Though comparing our two families — us with a poverty-line income and the Zuckerbergs’ worth literally 2 million times that — isn’t necessarily a fair analysis, at least not to adults. But money doesn’t mean anything to children, even when they figure out what it is (like where my 10-year-old step-daughter is now); they often understand there are more important things in life to be concerned with. Like dragons. And trampolines. And complaining about every sliver they have like it’s the end of the world.

Which is why maternity leave (what the mother does) and paternity leave (what the father sometimes gets as an option) is important to the family as a whole — regardless of the sexuality or identity of the parents. It’s a necessary component, something even the experts agree on.

“We know from the literature that men who take paternity leave to care for newborns develop a different kind of bond with those children, a very close bond,” says Myra Strober, labor economist and professor at Stanford. “And when men begin to have a closer relationship with their children, that’s good for gender equity in the whole society.”

Though faces of corporations worth billions, like Facebook, never hit “post” without thinking very carefully of its implications. In doing so, Zuckerberg took a stand against the pathetic system America has in regard to early childcare and leave. According to the U.S. Department of Labor statistics, only 13 percent of the private sector in this country has access to paid family leave through their employer. In Japan, 30 weeks are earmarked for new births; in Estonia, a year and a half. When placed next to other countries on a sliding scale, America is on the lowest rung of success by a long-shot.

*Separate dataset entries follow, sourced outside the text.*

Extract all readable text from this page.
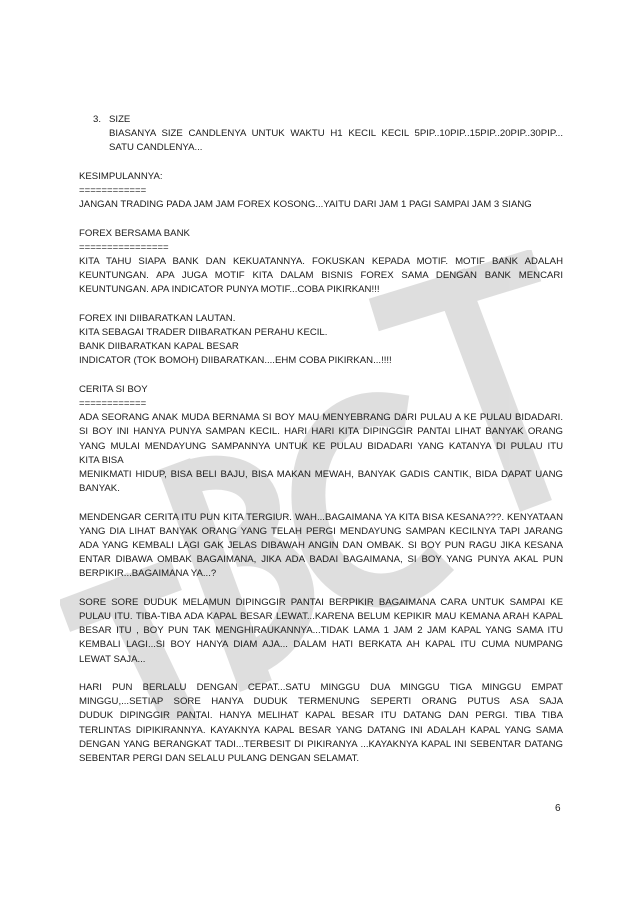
3. SIZE
BIASANYA SIZE CANDLENYA UNTUK WAKTU H1 KECIL KECIL 5PIP..10PIP..15PIP..20PIP..30PIP...
SATU CANDLENYA...
KESIMPULANNYA:
============
JANGAN TRADING PADA JAM JAM FOREX KOSONG...YAITU DARI JAM 1 PAGI SAMPAI JAM 3 SIANG
FOREX BERSAMA BANK
================
KITA TAHU SIAPA BANK DAN KEKUATANNYA. FOKUSKAN KEPADA MOTIF. MOTIF BANK ADALAH
KEUNTUNGAN. APA JUGA MOTIF KITA DALAM BISNIS FOREX SAMA DENGAN BANK MENCARI
KEUNTUNGAN. APA INDICATOR PUNYA MOTIF...COBA PIKIRKAN!!!
FOREX INI DIIBARATKAN LAUTAN.
KITA SEBAGAI TRADER DIIBARATKAN PERAHU KECIL.
BANK DIIBARATKAN KAPAL BESAR
INDICATOR (TOK BOMOH) DIIBARATKAN....EHM COBA PIKIRKAN...!!!!
CERITA SI BOY
============
ADA SEORANG ANAK MUDA BERNAMA SI BOY MAU MENYEBRANG DARI PULAU A KE PULAU BIDADARI.
SI BOY INI HANYA PUNYA SAMPAN KECIL. HARI HARI KITA DIPINGGIR PANTAI LIHAT BANYAK ORANG
YANG MULAI MENDAYUNG SAMPANNYA UNTUK KE PULAU BIDADARI YANG KATANYA DI PULAU ITU
KITA BISA
MENIKMATI HIDUP, BISA BELI BAJU, BISA MAKAN MEWAH, BANYAK GADIS CANTIK, BIDA DAPAT UANG
BANYAK.
MENDENGAR CERITA ITU PUN KITA TERGIUR. WAH...BAGAIMANA YA KITA BISA KESANA???. KENYATAAN
YANG DIA LIHAT BANYAK ORANG YANG TELAH PERGI MENDAYUNG SAMPAN KECILNYA TAPI JARANG
ADA YANG KEMBALI LAGI GAK JELAS DIBAWAH ANGIN DAN OMBAK. SI BOY PUN RAGU JIKA KESANA
ENTAR DIBAWA OMBAK BAGAIMANA, JIKA ADA BADAI BAGAIMANA, SI BOY YANG PUNYA AKAL PUN
BERPIKIR...BAGAIMANA YA...?
SORE SORE DUDUK MELAMUN DIPINGGIR PANTAI BERPIKIR BAGAIMANA CARA UNTUK SAMPAI KE
PULAU ITU. TIBA-TIBA ADA KAPAL BESAR LEWAT...KARENA BELUM KEPIKIR MAU KEMANA ARAH KAPAL
BESAR ITU , BOY PUN TAK MENGHIRAUKANNYA...TIDAK LAMA 1 JAM 2 JAM KAPAL YANG SAMA ITU
KEMBALI LAGI...SI BOY HANYA DIAM AJA... DALAM HATI BERKATA AH KAPAL ITU CUMA NUMPANG
LEWAT SAJA...
HARI PUN BERLALU DENGAN CEPAT...SATU MINGGU DUA MINGGU TIGA MINGGU EMPAT
MINGGU,...SETIAP SORE HANYA DUDUK TERMENUNG SEPERTI ORANG PUTUS ASA SAJA
DUDUK DIPINGGIR PANTAI. HANYA MELIHAT KAPAL BESAR ITU DATANG DAN PERGI. TIBA TIBA
TERLINTAS DIPIKIRANNYA. KAYAKNYA KAPAL BESAR YANG DATANG INI ADALAH KAPAL YANG SAMA
DENGAN YANG BERANGKAT TADI...TERBESIT DI PIKIRANYA ...KAYAKNYA KAPAL INI SEBENTAR DATANG
SEBENTAR PERGI DAN SELALU PULANG DENGAN SELAMAT.
6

Adding to the GDP is valued more than building a strong foundation for the future of the country. Rich or poor, the gap doesn't matter here. Either you’re an important hedge fund manager working 80 hours a week and on your phone for the other 80, or you’re ringing up orders at three different restaurants just to turn the lights back on at home. In a schedule like that, only one person loses, the one hanging out with the strangers still trying to figure out this weird concept of “mom” and “dad.”

Yet even outside of the headline grabbing issue of equality, or effects on the economy, being a father is simply a responsibility. You can’t just make a human being and then forget it exists working yourself to the point of absence. In their eyes, the newer version of a toy isn’t any different than the old, used up one another kid had before them. It’s not flashy things they want, it’s you.

As Zuckerberg said in his post about the whole thing, “I'm pretty sure the office will still be standing when I get back.” It will be. Her childhood? It won’t. Take advantage of it while it still exists.

Besides, they’re the ones choosing the old folks home when you start wetting diapers again. Payback’s a bitch.